Drug Control of Mucus: A Perspective

  • The mucociliary escalator is the major defense system in the airways.
  • Failure of the mucociliary escalator can lead to mechanical obstruction of the airway.
  • Mucus properties include protection, lubrication, waterproofing, and the ability to entrap microorganisms.

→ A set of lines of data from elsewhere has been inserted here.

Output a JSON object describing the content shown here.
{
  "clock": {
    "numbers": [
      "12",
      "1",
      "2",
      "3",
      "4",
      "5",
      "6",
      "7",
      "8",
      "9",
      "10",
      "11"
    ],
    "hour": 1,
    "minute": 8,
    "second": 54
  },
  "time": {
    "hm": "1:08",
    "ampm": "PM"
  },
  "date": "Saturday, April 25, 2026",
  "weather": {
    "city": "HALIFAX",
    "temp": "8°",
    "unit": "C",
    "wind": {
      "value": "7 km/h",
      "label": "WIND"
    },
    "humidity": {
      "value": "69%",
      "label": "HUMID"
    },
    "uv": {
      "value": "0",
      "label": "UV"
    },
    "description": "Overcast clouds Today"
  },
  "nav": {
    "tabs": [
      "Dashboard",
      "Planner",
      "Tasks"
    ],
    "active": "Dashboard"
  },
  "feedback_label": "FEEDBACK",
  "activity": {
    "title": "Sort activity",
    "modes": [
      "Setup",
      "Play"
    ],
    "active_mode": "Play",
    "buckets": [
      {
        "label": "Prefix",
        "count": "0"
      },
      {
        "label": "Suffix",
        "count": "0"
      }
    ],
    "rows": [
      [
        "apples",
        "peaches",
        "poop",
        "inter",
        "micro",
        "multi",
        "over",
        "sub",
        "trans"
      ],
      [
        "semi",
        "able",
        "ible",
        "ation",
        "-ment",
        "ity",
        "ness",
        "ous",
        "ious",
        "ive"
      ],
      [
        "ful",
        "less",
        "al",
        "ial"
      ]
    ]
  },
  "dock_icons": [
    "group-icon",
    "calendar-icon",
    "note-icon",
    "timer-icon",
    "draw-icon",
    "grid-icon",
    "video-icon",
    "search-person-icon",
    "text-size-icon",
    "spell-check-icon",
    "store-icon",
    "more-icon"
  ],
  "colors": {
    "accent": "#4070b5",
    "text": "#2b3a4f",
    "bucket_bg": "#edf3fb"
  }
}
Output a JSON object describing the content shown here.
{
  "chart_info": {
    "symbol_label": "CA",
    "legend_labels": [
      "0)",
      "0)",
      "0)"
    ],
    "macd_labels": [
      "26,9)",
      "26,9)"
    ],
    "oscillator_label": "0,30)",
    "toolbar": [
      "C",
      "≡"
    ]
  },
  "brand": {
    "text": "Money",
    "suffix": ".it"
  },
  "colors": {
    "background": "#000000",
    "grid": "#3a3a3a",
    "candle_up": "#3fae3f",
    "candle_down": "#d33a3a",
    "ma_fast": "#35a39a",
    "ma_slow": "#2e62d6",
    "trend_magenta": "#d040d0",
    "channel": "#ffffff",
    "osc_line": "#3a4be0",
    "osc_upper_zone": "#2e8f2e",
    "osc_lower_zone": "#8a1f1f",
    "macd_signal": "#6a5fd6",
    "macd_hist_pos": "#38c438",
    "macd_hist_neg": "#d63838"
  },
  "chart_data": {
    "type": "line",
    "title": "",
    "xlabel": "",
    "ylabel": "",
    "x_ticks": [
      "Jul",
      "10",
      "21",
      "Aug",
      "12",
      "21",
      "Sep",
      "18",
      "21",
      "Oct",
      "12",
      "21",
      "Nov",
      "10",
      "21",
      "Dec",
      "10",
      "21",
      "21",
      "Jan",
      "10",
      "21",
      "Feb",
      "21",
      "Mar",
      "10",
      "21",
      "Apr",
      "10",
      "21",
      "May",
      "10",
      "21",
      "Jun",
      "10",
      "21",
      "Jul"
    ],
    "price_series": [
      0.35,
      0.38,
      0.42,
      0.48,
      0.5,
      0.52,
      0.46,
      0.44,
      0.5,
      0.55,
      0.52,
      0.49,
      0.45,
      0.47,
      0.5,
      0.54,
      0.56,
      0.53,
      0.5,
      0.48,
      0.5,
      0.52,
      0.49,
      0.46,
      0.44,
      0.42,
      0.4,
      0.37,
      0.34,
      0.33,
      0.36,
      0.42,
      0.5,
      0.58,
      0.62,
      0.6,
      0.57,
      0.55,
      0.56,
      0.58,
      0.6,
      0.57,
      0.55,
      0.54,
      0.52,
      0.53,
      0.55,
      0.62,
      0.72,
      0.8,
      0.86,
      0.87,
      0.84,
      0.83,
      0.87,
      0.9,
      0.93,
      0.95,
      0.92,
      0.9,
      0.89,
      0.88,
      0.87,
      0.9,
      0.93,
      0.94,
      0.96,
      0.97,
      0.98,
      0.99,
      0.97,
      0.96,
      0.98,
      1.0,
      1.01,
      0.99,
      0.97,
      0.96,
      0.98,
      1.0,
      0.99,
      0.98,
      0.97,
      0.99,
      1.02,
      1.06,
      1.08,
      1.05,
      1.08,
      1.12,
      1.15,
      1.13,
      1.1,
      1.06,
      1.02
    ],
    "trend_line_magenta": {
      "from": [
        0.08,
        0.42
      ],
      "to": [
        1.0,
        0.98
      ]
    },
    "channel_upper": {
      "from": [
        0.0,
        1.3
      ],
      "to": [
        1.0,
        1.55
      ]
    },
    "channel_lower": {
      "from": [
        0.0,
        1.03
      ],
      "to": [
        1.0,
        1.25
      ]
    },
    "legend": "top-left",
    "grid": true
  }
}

Clinical Indication for Use

  • Mucoactive drugs are used to reduce accumulation of airway secretions.
  • Mucoactive drugs are used to improve pulmonary function and gas exchange.
  • Mucoactive drugs are used to prevent repeated infection and airway damage.
  • Mucoactive drugs are used to treat Cystic fibrosis (CF), chronic bronchitis, pneumonia, primary ciliary dyskinesia, asthma, and bronchiectasis.
  • Mucoactive drugs should be considered only after therapy to decrease infection/inflammation and removal of irritants such as tobacco smoke.

Identification of Agents

  • N-Acetylcysteine (NAC) is a type of agent.
  • Dornase alfa is a type of agent.
  • Aqueous aerosols are a type of agent.
  • Water, saline, and hyperosmolar saline (Hypertonic Saline) are aqueous aerosols.

Physiology of the Mucociliary System

  • Airway secretions come from the gel layer (0.5–20 μm), periciliary layer (sol layer) (7 µm), surface epithelial cells, and submucosal glands.
  • Surface epithelial cells are pseudostratified, columnar, ciliated epithelial cells including surface goblet cells and Clara cells in the distal airway.
  • Submucosal glands include serous and mucous cells.

Surface-Active Phospholipids

  • A thin surfactant layer exists between the periciliary fluid and mucus gel.
  • The surfactant layer prevents airway dehydration and permits mucus spreading on extrusion from glands.
  • The surfactant layer allows efficient ciliary coupling with mucus, and allows ciliary release from mucus once kinetic energy is transmitted.
  • Surfactant therapy is effective in treating chronic bronchitis and CF.

Terminology

  • Mucoactive agents affect mucus secretion, viscosity or clearance.
  • Mucokinetic agents increase cough or ciliary clearance of respiratory secretions.
  • Mucoregulatory agents reduce mucus hypersecretion.
  • Mucospissic agents increase the viscosity of mucus.
  • Mucolytic agents are designed to break down mucus.
  • Most of these medications mobilize secretions via mechanisms other than directly thinning mucus.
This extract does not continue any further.